HJR 43 would cap annual spending at the rate of inflation plus population growth and 1.5 percent and require any excess revenue collections in a given year to be held in reserve. If also approved by the Senate, the measure would go on the November ballot for voter ratification. Opponents argue the concern that the cap would limit funding to schools.
The Missouri Supreme Court on Jan. 17 sent a pair of lawsuits challenging the state's new congressional districts back to a trial judge for a hearing on whether the legislation violates the constitutional requirement that the General Assembly create districts that are "as compact ... as may be." The court remanded the matter to Cole County Circuit Judge Daniel Green, who previously had dismissed the cases, for a ruling on the merits of the challenge.
In its unanimous decision, the Supreme Court signaled that the odd shapes of new Third District, which stretches from the St. Louis metro area to mid-Missouri, and the new Fifth District, which combines Kansas City and most of Jackson County with three rural counties to the east, might render the redistricting bill unconstitutional. "Districts 3 and 5 are alleged to be particularly suspect, as can be confirmed by any rational and objective consideration of their boundaries," the court said in its unsigned opinion. "However, it is a question of fact, yet to be tried, whether those districts are 'as compact and nearly equal in population as may be.'"
In order to expedite the process, the court ordered Green to render his judgment no later than Feb. 3. Regardless of his decision, it almost certainly will be appealed again to the Supreme Court for a final determination. The court indicated it wants the matter resolved quickly so that, if necessary, the General Assembly has sufficient time to enact a new redistricting bill before candidate filing opens on Feb. 28.
I am refiling bullying legislation this session. The language of the bill is the exact same as the bullying bill I sponsored during the previous session. We are gathering signatures for co-sponsorship.
Because this is my final session as your State Representative, I know this my last chance to promote this legislation. I hope that my colleagues in both chambers will join me in supporting and passing this bill. If you would like to learn more about this legislation, you may find it [HB460] here.
At right: Representative Lampe and Minority Floor Leader Talboy at a budget interview with KWIX.

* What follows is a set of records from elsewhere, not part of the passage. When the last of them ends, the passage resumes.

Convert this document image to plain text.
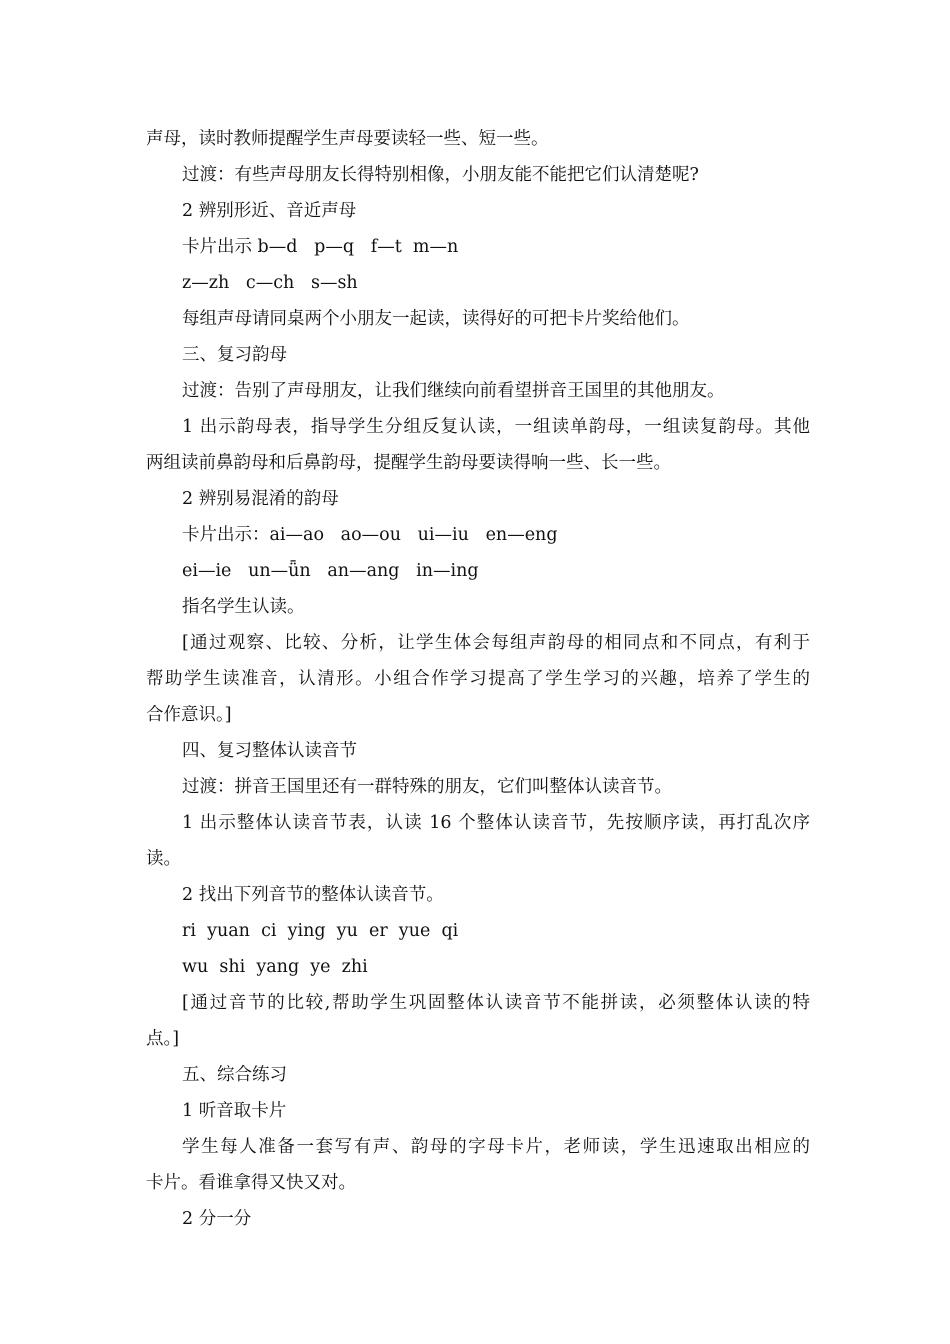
声母，读时教师提醒学生声母要读轻一些、短一些。
过渡：有些声母朋友长得特别相像，小朋友能不能把它们认清楚呢?
2 辨别形近、音近声母
卡片出示 b—d   p—q   f—t  m—n
z—zh   c—ch   s—sh
每组声母请同桌两个小朋友一起读，读得好的可把卡片奖给他们。
三、复习韵母
过渡：告别了声母朋友，让我们继续向前看望拼音王国里的其他朋友。
1 出示韵母表，指导学生分组反复认读，一组读单韵母，一组读复韵母。其他
两组读前鼻韵母和后鼻韵母，提醒学生韵母要读得响一些、长一些。
2 辨别易混淆的韵母
卡片出示：ai—ao   ao—ou   ui—iu   en—eng
ei—ie   un—ǖn   an—ang   in—ing
指名学生认读。
[通过观察、比较、分析，让学生体会每组声韵母的相同点和不同点，有利于
帮助学生读准音，认清形。小组合作学习提高了学生学习的兴趣，培养了学生的
合作意识。]
四、复习整体认读音节
过渡：拼音王国里还有一群特殊的朋友，它们叫整体认读音节。
1 出示整体认读音节表，认读 16 个整体认读音节，先按顺序读，再打乱次序
读。
2 找出下列音节的整体认读音节。
ri  yuan  ci  ying  yu  er  yue  qi
wu  shi  yang  ye  zhi
[通过音节的比较,帮助学生巩固整体认读音节不能拼读，必须整体认读的特
点。]
五、综合练习
1 听音取卡片
学生每人准备一套写有声、韵母的字母卡片，老师读，学生迅速取出相应的
卡片。看谁拿得又快又对。
2 分一分
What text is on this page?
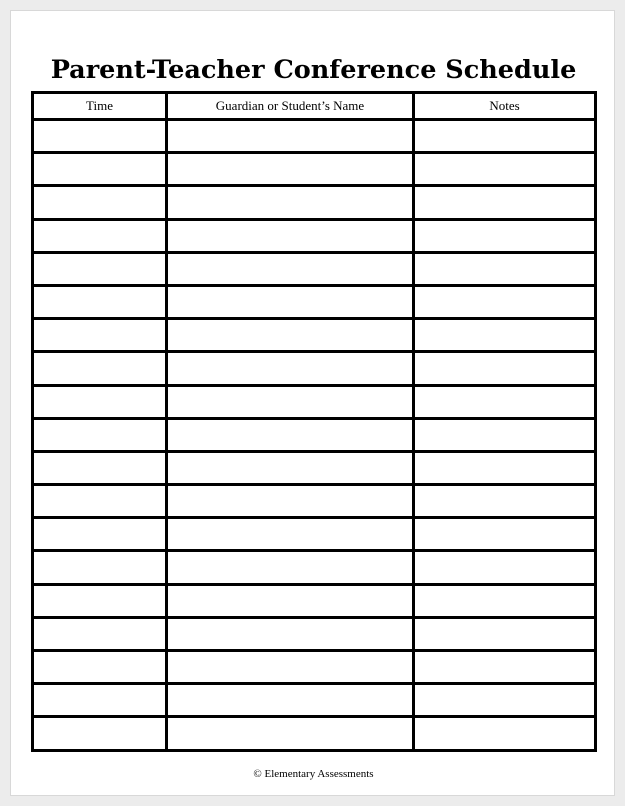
Parent-Teacher Conference Schedule
Time	Guardian or Student’s Name	Notes

© Elementary Assessments
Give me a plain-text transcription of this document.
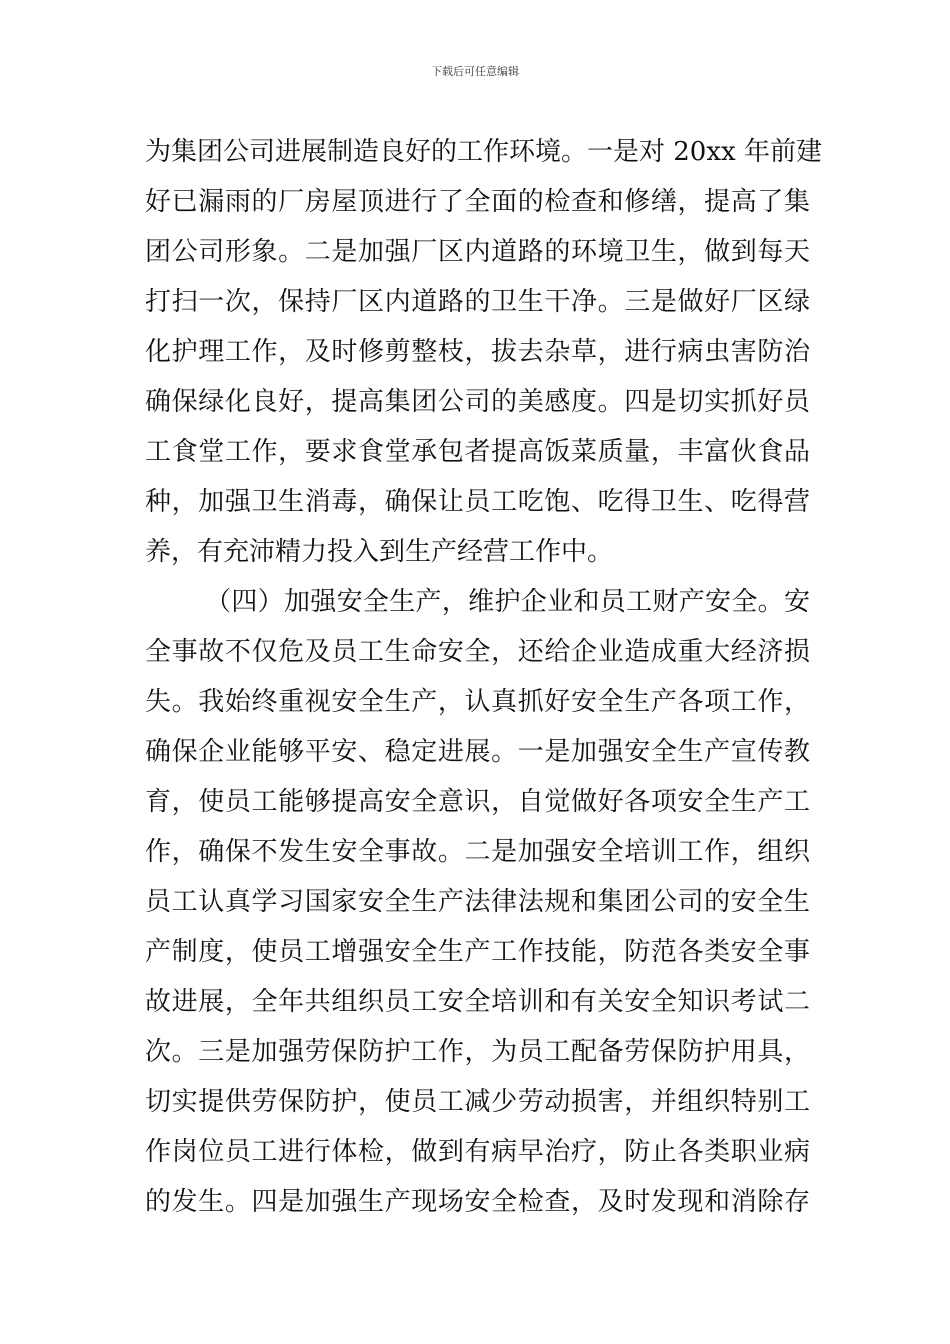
下载后可任意编辑
为集团公司进展制造良好的工作环境。一是对 20xx 年前建
好已漏雨的厂房屋顶进行了全面的检查和修缮，提高了集
团公司形象。二是加强厂区内道路的环境卫生，做到每天
打扫一次，保持厂区内道路的卫生干净。三是做好厂区绿
化护理工作，及时修剪整枝，拔去杂草，进行病虫害防治
确保绿化良好，提高集团公司的美感度。四是切实抓好员
工食堂工作，要求食堂承包者提高饭菜质量，丰富伙食品
种，加强卫生消毒，确保让员工吃饱、吃得卫生、吃得营
养，有充沛精力投入到生产经营工作中。
（四）加强安全生产，维护企业和员工财产安全。安
全事故不仅危及员工生命安全，还给企业造成重大经济损
失。我始终重视安全生产，认真抓好安全生产各项工作，
确保企业能够平安、稳定进展。一是加强安全生产宣传教
育，使员工能够提高安全意识，自觉做好各项安全生产工
作，确保不发生安全事故。二是加强安全培训工作，组织
员工认真学习国家安全生产法律法规和集团公司的安全生
产制度，使员工增强安全生产工作技能，防范各类安全事
故进展，全年共组织员工安全培训和有关安全知识考试二
次。三是加强劳保防护工作，为员工配备劳保防护用具，
切实提供劳保防护，使员工减少劳动损害，并组织特别工
作岗位员工进行体检，做到有病早治疗，防止各类职业病
的发生。四是加强生产现场安全检查，及时发现和消除存
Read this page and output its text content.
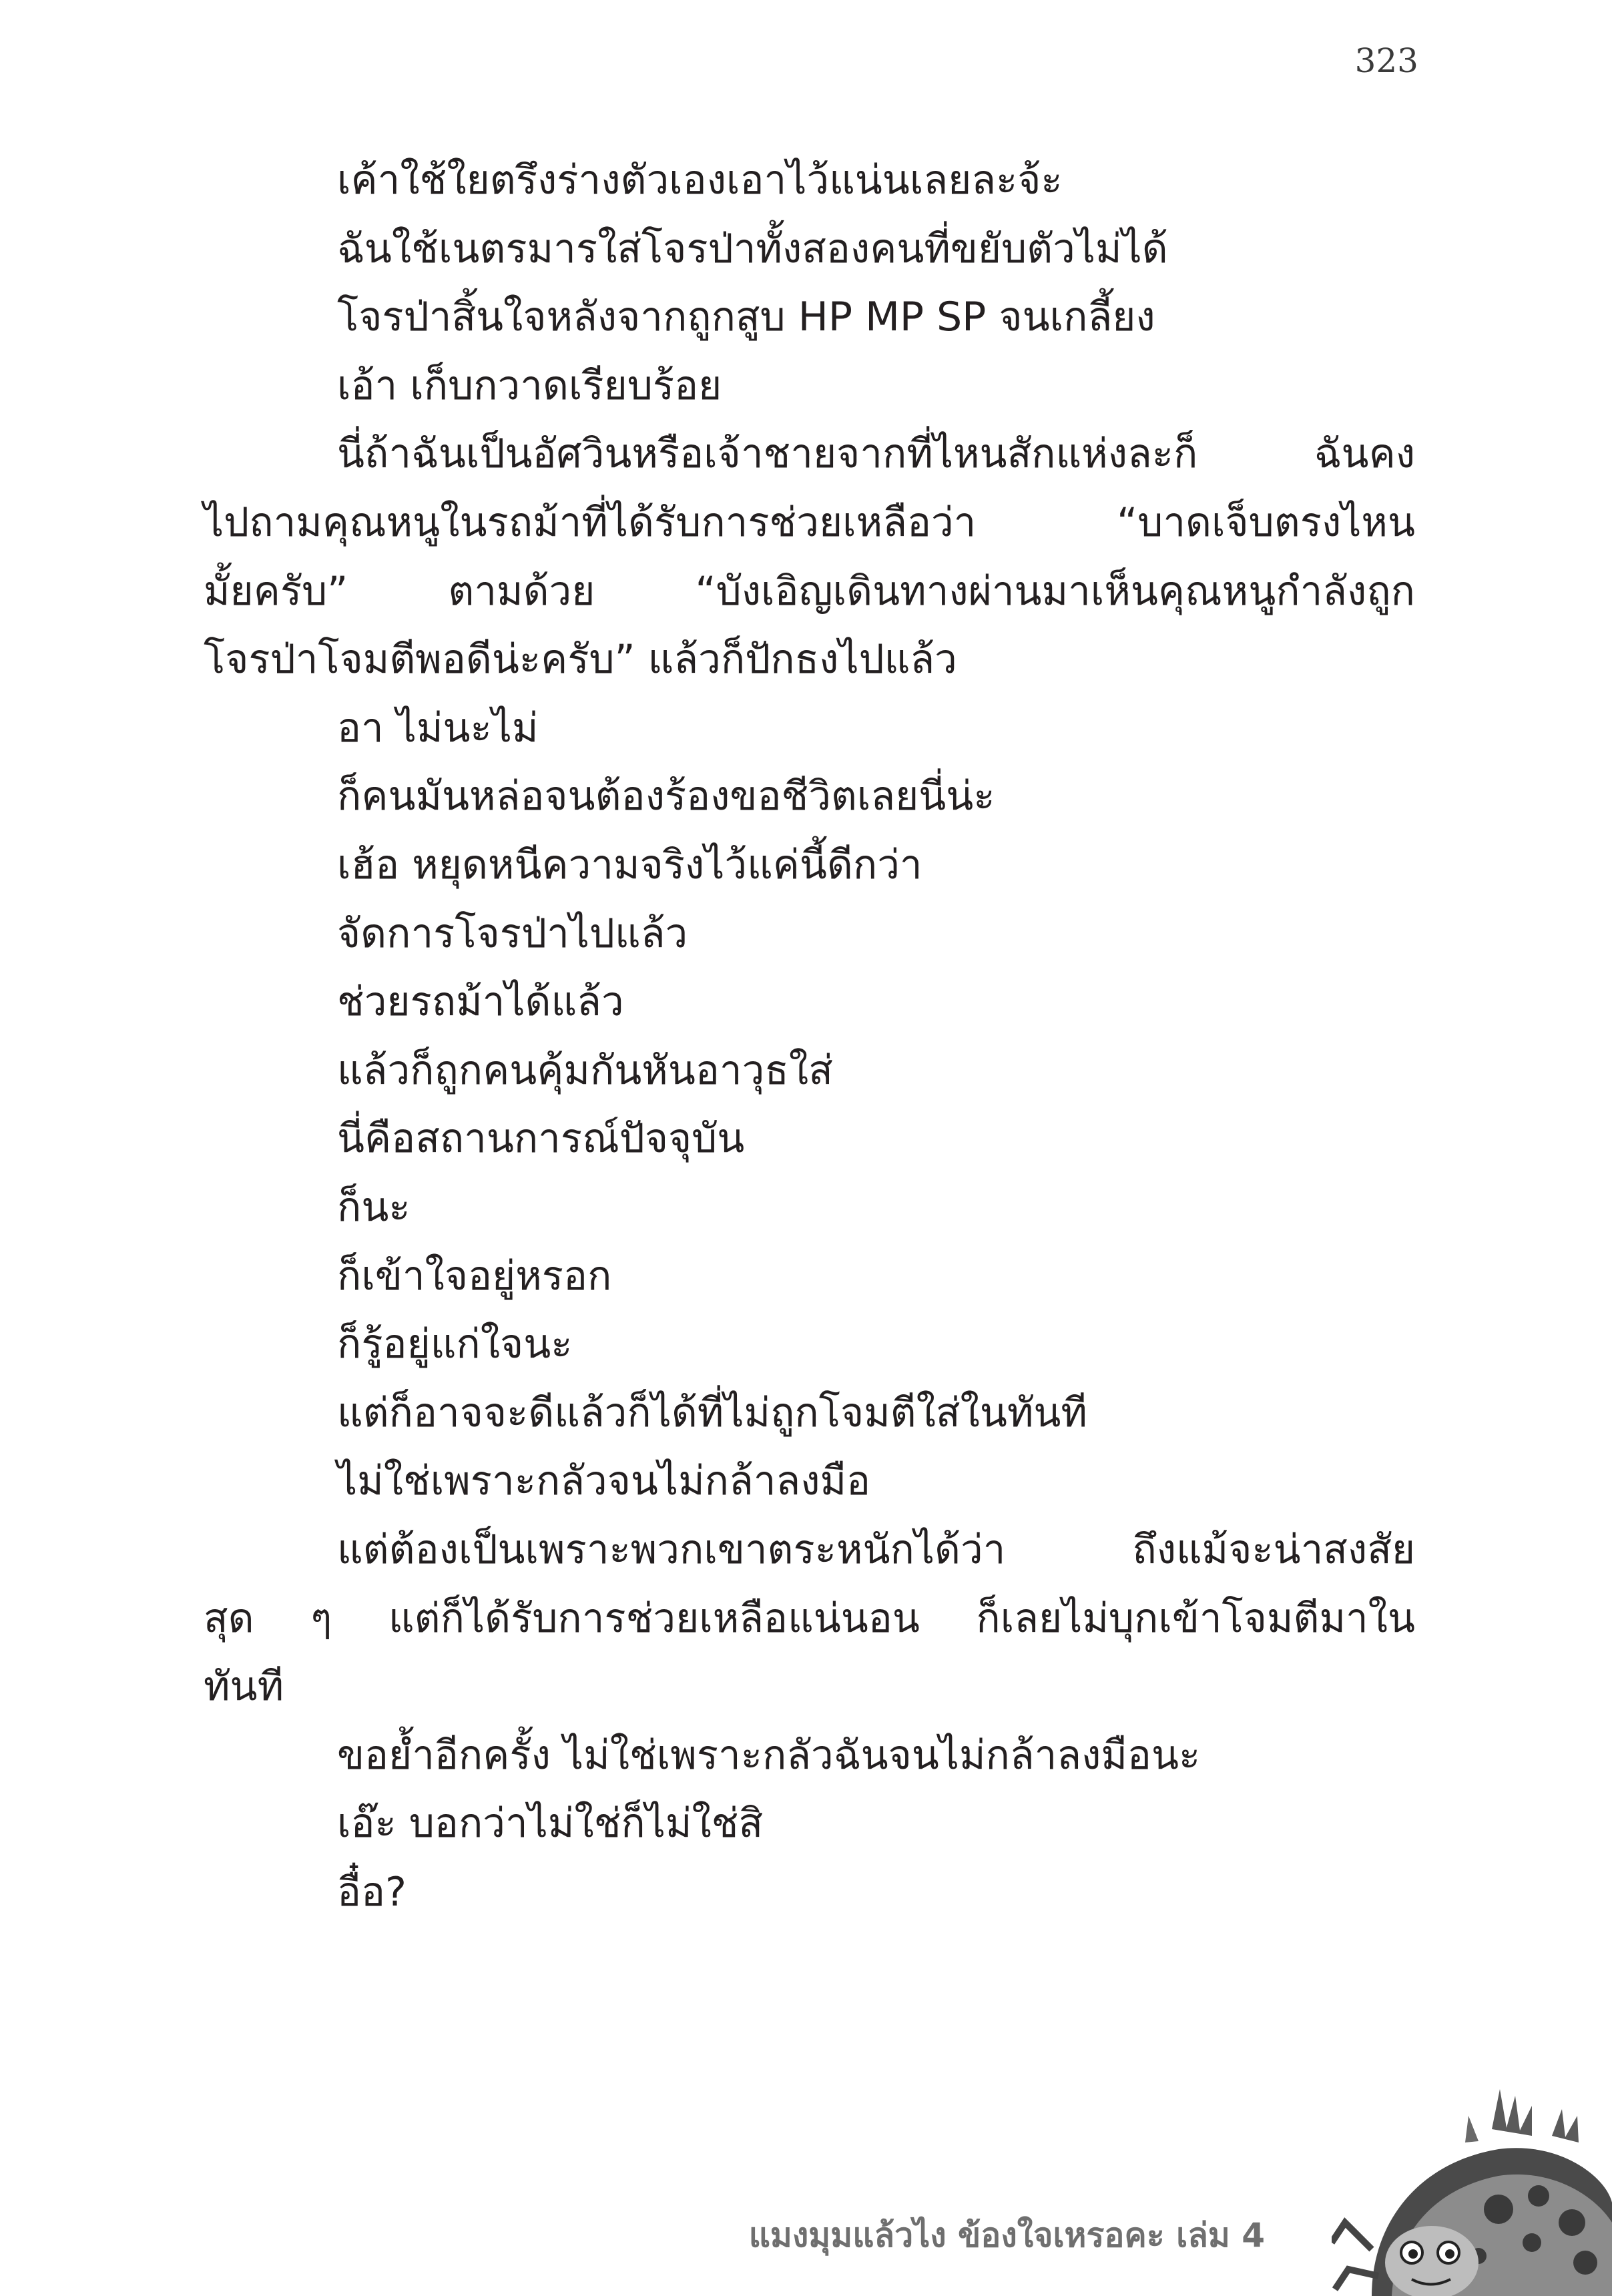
323
เค้าใช้ใยตรึงร่างตัวเองเอาไว้แน่นเลยละจ้ะ
ฉันใช้เนตรมารใส่โจรป่าทั้งสองคนที่ขยับตัวไม่ได้
โจรป่าสิ้นใจหลังจากถูกสูบ HP MP SP จนเกลี้ยง
เอ้า เก็บกวาดเรียบร้อย
นี่ถ้าฉันเป็นอัศวินหรือเจ้าชายจากที่ไหนสักแห่งละก็ ฉันคง
ไปถามคุณหนูในรถม้าที่ได้รับการช่วยเหลือว่า “บาดเจ็บตรงไหน
มั้ยครับ” ตามด้วย “บังเอิญเดินทางผ่านมาเห็นคุณหนูกำลังถูก
โจรป่าโจมตีพอดีน่ะครับ” แล้วก็ปักธงไปแล้ว
อา ไม่นะไม่
ก็คนมันหล่อจนต้องร้องขอชีวิตเลยนี่น่ะ
เฮ้อ หยุดหนีความจริงไว้แค่นี้ดีกว่า
จัดการโจรป่าไปแล้ว
ช่วยรถม้าได้แล้ว
แล้วก็ถูกคนคุ้มกันหันอาวุธใส่
นี่คือสถานการณ์ปัจจุบัน
ก็นะ
ก็เข้าใจอยู่หรอก
ก็รู้อยู่แก่ใจนะ
แต่ก็อาจจะดีแล้วก็ได้ที่ไม่ถูกโจมตีใส่ในทันที
ไม่ใช่เพราะกลัวจนไม่กล้าลงมือ
แต่ต้องเป็นเพราะพวกเขาตระหนักได้ว่า ถึงแม้จะน่าสงสัย
สุด ๆ แต่ก็ได้รับการช่วยเหลือแน่นอน ก็เลยไม่บุกเข้าโจมตีมาใน
ทันที
ขอย้ำอีกครั้ง ไม่ใช่เพราะกลัวฉันจนไม่กล้าลงมือนะ
เอ๊ะ บอกว่าไม่ใช่ก็ไม่ใช่สิ
อื๋อ?
แมงมุมแล้วไง ข้องใจเหรอคะ เล่ม 4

The Elementary and Secondary Education Committee met on Wednesday and heard testimony on HB 1043. HB 1043 is the House's foundation formula proposal. HB 1043 would require for the dollar-value modifier to be recalculated every fiscal year bringing in Fiscal year 2013.This legislation also repeals the provision which allows the state adequacy target to be adjusted to accommodate available appropriations once the phase-in is completed and several obsolete provisions regarding the formula's phase-in-period. The Elementary and Secondary Education Committee will meet to vote on HB 1043 next week.
Kelly Schultz, my former legislative assistant, is now the Director of the Office of Child Advocate. Governor Nixon appointed Kelly for this position in July 2011. Gubernatorial appointments must be approved by the Senate. The Senate voted in favor of her appointment today.
The Office of Child Advocate is part of the Office of Administration and independent from the Department of Social Services. This serves as an impartial fact-finder when an agency action or failure to act is in question. If you would like to know about the Office of Child Advocate, you can access its website here. I am proud that Kelly has been appointed. The children of Missouri will find no better advocate than Kelly Schultz.